Counterterrorism Blog
The first multi-expert blog dedicated solely to counterterrorism issues, serving as a gateway to the community for policymakers and serious researchers. Designed to provide realtime information about terrorism cases and policy developments.
 

N.Y. Times: U.S. Engagement in Somalia Greater than Acknowledged

By Daveed Gartenstein-Ross

Today the New York Times has an article on Somalia reporting that U.S. military engagement there was greater than the government has acknowledged:

The American military quietly waged a campaign from Ethiopia last month to capture or kill top leaders of Al Qaeda in the Horn of Africa, including the use of an airstrip in eastern Ethiopia to mount airstrikes against Islamic militants in neighboring Somalia, according to American officials. The close and largely clandestine relationship with Ethiopia also included significant sharing of intelligence on the Islamic militants' positions and information from American spy satellites with the Ethiopian military. Members of a secret American Special Operations unit, Task Force 88, were deployed in Ethiopia and Kenya, and ventured into Somalia, the officials said. . . . It has been known for several weeks that American Special Operations troops have operated inside Somalia and that the United States carried out two strikes on Qaeda suspects using AC-130 gunships. But the extent of American cooperation with the recent Ethiopian invasion into Somalia and the fact that the Pentagon secretly used an airstrip in Ethiopia to carry out attacks have not been previously reported.

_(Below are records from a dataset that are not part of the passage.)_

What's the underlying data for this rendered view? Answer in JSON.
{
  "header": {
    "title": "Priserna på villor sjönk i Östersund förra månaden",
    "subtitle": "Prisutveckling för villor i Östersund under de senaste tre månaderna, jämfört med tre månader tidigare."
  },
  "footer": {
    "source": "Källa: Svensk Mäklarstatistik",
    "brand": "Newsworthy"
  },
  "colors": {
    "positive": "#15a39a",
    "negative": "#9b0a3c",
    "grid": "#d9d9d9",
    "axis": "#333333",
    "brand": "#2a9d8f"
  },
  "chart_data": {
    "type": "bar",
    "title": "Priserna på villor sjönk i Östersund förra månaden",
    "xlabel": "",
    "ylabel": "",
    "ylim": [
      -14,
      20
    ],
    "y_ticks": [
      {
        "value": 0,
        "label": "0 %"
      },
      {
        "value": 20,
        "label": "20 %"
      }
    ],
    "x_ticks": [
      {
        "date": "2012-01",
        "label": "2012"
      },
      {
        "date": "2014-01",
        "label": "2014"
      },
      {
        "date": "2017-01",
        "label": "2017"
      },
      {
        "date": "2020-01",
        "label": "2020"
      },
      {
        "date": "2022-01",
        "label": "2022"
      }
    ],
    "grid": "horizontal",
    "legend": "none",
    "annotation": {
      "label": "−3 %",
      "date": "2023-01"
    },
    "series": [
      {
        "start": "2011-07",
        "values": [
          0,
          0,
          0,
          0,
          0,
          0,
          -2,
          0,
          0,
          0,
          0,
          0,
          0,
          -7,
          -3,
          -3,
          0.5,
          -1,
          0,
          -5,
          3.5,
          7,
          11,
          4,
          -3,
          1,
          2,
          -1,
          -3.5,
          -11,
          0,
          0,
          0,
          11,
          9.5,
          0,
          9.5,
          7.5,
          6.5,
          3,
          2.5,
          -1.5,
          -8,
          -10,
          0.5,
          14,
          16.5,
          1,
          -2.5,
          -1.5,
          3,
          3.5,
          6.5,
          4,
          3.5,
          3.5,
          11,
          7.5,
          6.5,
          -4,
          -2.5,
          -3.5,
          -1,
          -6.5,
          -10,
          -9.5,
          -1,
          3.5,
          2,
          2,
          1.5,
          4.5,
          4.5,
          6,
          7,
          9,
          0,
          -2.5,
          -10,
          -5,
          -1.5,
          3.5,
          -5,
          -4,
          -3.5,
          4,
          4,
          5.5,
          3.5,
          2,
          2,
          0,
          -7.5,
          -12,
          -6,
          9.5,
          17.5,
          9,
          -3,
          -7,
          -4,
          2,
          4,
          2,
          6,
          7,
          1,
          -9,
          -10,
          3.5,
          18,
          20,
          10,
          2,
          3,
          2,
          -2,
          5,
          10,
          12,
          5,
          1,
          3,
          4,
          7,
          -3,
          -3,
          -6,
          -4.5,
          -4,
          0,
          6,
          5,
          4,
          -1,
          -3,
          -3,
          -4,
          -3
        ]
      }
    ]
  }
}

Actually, that last sentence is not true. Regular CT Blog readers should not be surprised that U.S. military engagement in Somalia was greater than previously acknowledged by the government because I reported this in Pajamas Media well over a month ago, on January 9. An excerpt from my previous report:

U.S. ground forces have been active in Somalia from the start, a senior military intelligence officer confirmed. "In fact," he said, "they were part of the first group in." These ground forces include CIA paramilitary officers who are based out of Galkayo, in Somalia's semiautonomous region of Puntland, Special Operations forces, and Marine units operating out of Camp Lemonier in Djibouti. . . . Pajamas Media previously reported that Ethiopia's use of helicopter gunships capable of targeting the Islamic Courts Union's ground forces was a decisive factor in the army-to-army fighting against the ICU. A senior military intelligence source says that some of the gunships earlier described as Ethiopian were in fact U.S. aircraft. This has been confirmed by Dahir Jibreel, the transitional government's permanent secretary in charge of international cooperation, who said that U.S. planes and helicopters with their markings obscured have been striking targets since December 25.

The CT Blog: you heard it here first.